Research Tales from the Clardy Laboratory: Function-Driven Natural Product Discovery.
Taise T H FukudaChelsi D CassillyJoseph P GerdtMatthew T HenkeEric J N HelfrichEmily MeversPublished in: Journal of natural products (2020)
Over the past 70 years, the search for small molecules from nature has transformed biomedical research: natural products are the basis for half of all pharmaceuticals; the quest for total synthesis of natural products fueled development of methodologies for organic synthesis; and their biosynthesis presented unprecedented biochemical transformations, expanding our chemo-enzymatic toolkit. Initially, the discovery of small molecules was driven by bioactivity-guided fractionation.
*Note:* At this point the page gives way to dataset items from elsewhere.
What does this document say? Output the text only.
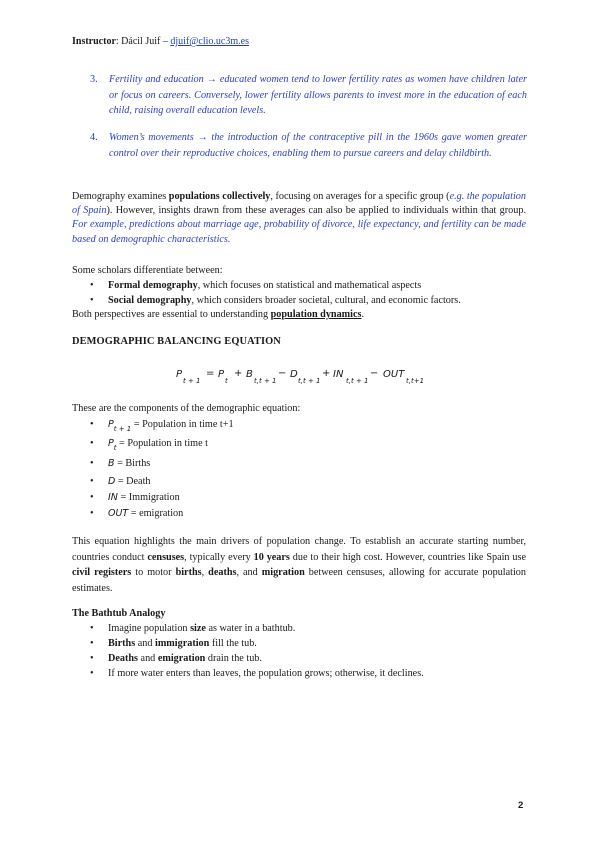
Instructor: Dácil Juif – djuif@clio.uc3m.es
3. Fertility and education → educated women tend to lower fertility rates as women have children later or focus on careers. Conversely, lower fertility allows parents to invest more in the education of each child, raising overall education levels.
4. Women’s movements → the introduction of the contraceptive pill in the 1960s gave women greater control over their reproductive choices, enabling them to pursue careers and delay childbirth.
Demography examines populations collectively, focusing on averages for a specific group (e.g. the population of Spain). However, insights drawn from these averages can also be applied to individuals within that group. For example, predictions about marriage age, probability of divorce, life expectancy, and fertility can be made based on demographic characteristics.
Some scholars differentiate between:
Formal demography, which focuses on statistical and mathematical aspects
Social demography, which considers broader societal, cultural, and economic factors.
Both perspectives are essential to understanding population dynamics.
DEMOGRAPHIC BALANCING EQUATION
P
t + 1
= P
t
+ B
t,t + 1
− D
t,t + 1
+ IN
t,t + 1
− OUT
t,t+1
These are the components of the demographic equation:
$P_{t + 1}$ = Population in time t+1
$P_t$ = Population in time t
B = Births
D = Death
IN = Immigration
OUT = emigration
This equation highlights the main drivers of population change. To establish an accurate starting number, countries conduct censuses, typically every 10 years due to their high cost. However, countries like Spain use civil registers to motor births, deaths, and migration between censuses, allowing for accurate population estimates.
The Bathtub Analogy
Imagine population size as water in a bathtub.
Births and immigration fill the tub.
Deaths and emigration drain the tub.
If more water enters than leaves, the population grows; otherwise, it declines.
2
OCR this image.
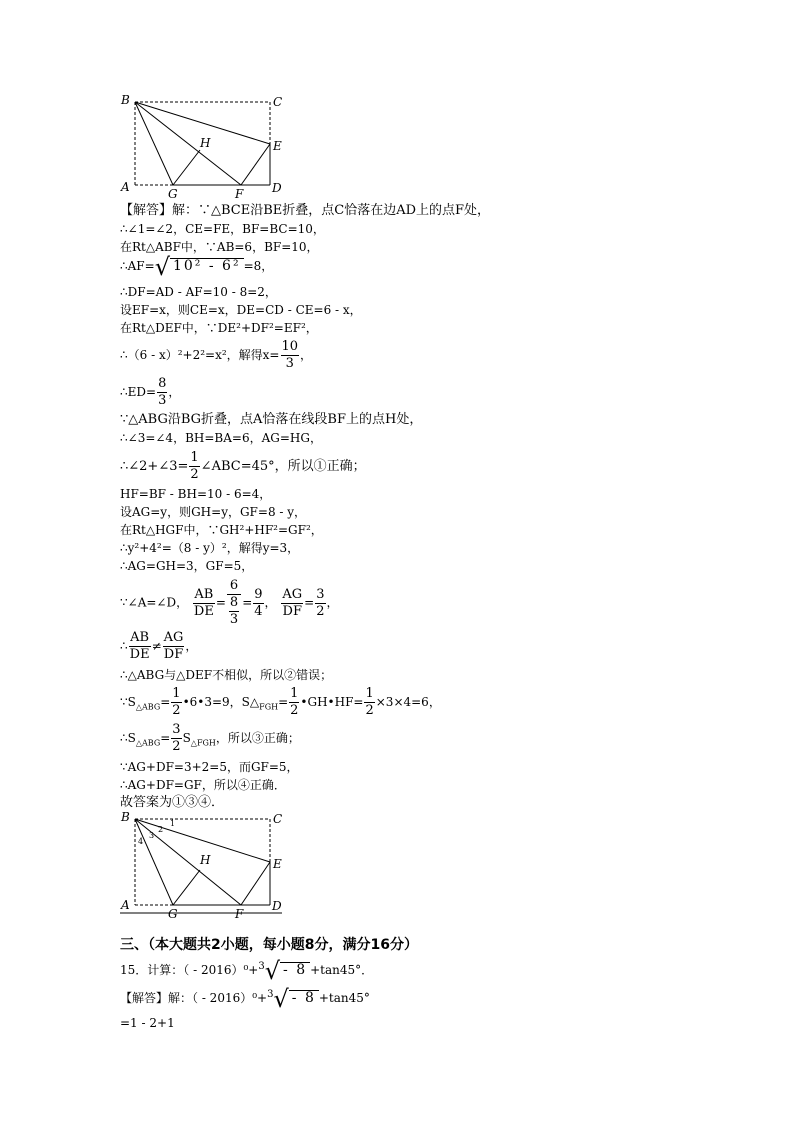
B	C
H	E
A	G	F D
【解答】解：∵△BCE沿BE折叠，点C恰落在边AD上的点F处，
∴∠1=∠2，CE=FE，BF=BC=10，
在Rt△ABF中，∵AB=6，BF=10，
∴AF=√ 10² - 6² =8，
∴DF=AD - AF=10 - 8=2，
设EF=x，则CE=x，DE=CD - CE=6 - x，
在Rt△DEF中，∵DE²+DF²=EF²，
∴（6 - x）²+2²=x²，解得$x= \frac{10}{3}$ ，
∴ED= $\frac{8}{3}$ ，
∵△ABG沿BG折叠，点A恰落在线段BF上的点H处，
∴∠3=∠4，BH=BA=6，AG=HG，
∴∠2+∠3= $\frac{1}{2}$ ∠ABC=45°，所以①正确；
HF=BF - BH=10 - 6=4，
设AG=y，则GH=y，GF=8 - y，
在Rt△HGF中，∵GH²+HF²=GF²，
∴y²+4²=（8 - y）²，解得y=3，
∴AG=GH=3，GF=5，
∵∠A=∠D， $\frac{AB}{DE} = \frac{6}{\frac{8}{3}} = \frac{9}{4}$ ， $\frac{AG}{DF} = \frac{3}{2}$ ，
∴ $\frac{AB}{DE} \ne \frac{AG}{DF}$ ，
∴△ABG与△DEF不相似，所以②错误；
$\because S_{\triangle ABG}= \frac{1}{2}$ •6•3=9，$S\triangle_{FGH}= \frac{1}{2}$ •GH•HF= $\frac{1}{2} \times 3\times 4=6$，
$\therefore S_{\triangle ABG}= \frac{3}{2} S_{\triangle FGH}$，所以③正确；
∵AG+DF=3+2=5，而GF=5，
∴AG+DF=GF，所以④正确．
故答案为①③④．
B	C
1
2
3
4
H	E
A
G	F
D
三、（本大题共2小题，每小题8分，满分16分）
15．计算：（ - 2016）⁰+$^3$√- 8 +tan45°．
【解答】解：（ - 2016）⁰+$^3$√- 8 +tan45°
=1 - 2+1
However, this approach yielded the frequent rediscovery of already known metabolites. As a result, focus shifted to identifying novel scaffolds through either structure-first methods or genome mining, relegating function as a secondary concern. Over the past two decades, the laboratory of Jon Clardy has taken an alternative route and focused on an ecology-driven, function-first approach in pursuit of uncovering bacterial small molecules with biological activity. In this review, we highlight several examples that showcase this ecology-first approach. Though the highlighted systems are diverse, unifying themes are (1) to understand how microbes interact with their host or environment, (2) to gain insights into the environmental roles of microbial metabolites, and (3) to explore pharmaceutical potential from these ecologically relevant metabolites.